Other major players in the industry are taking note – the large swathes of unused land at most airports make them particularly suitable for projects of this kind. Indian Civil Aviation Minister, Ashok Gajapathi Raju, has visited Cochin and said he wants to use the same approach at other airports in the country, and representatives from Liberia and South Africa have also been to Cochin to check out the solar-powered airport in person.

Cochin is India's seventh busiest airport, but Kolkata International Airport, near the eastern border, is even busier, and it wants to build a similar solar plant covering 70 acres of land. If the plan goes through, it could see the airport reduce its energy bill by a third.

The innovations at Cochin and Kolkata have been helped by the growing economic viability of solar power in India - the price has now dropped to a similar level to coal, which makes it a genuine alternative on small and large scales.

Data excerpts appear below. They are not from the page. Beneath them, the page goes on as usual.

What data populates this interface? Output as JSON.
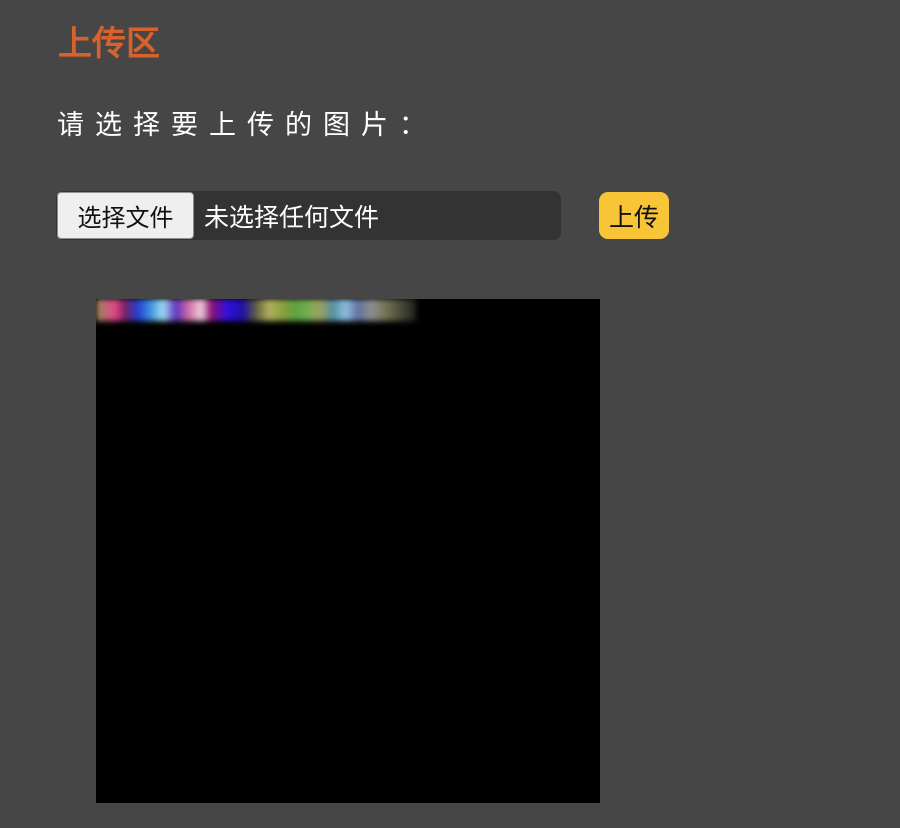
{
  "upload_section": {
    "title": "上传区",
    "prompt": "请选择要上传的图片：",
    "file_input": {
      "button_label": "选择文件",
      "status_text": "未选择任何文件"
    },
    "upload_button_label": "上传"
  },
  "colors": {
    "background": "#464646",
    "title_color": "#d9622b",
    "upload_button": "#f8c537",
    "file_input_bg": "#333333",
    "preview_bg": "#000000"
  }
}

Some estimations suggest solar energy will actually be cheaper than coal in India by 2020, and the Indian government is keen to bring more solar power into the grid as it looks to provide stable, round-the-clock electricity for its 1.3-billion population. In part, that's due to the environmental benefits of solar, which are particularly pertinent in a country that's home to 13 of the world's 20 most polluted cities.

As for Cochin International Airport, the site's management team thinks it'll soon be paying back some of the 620 million rupees (US$9.2 million) it cost to put the solar panel installations in place, thanks to the excess energy it's selling; and that's before you get to the 300,000 metric tonnes of carbon emissions it's estimated they'll save compared with coal power over the next 25 years.

Things are looking pretty great over at Cochin right now - rest of the world, take note.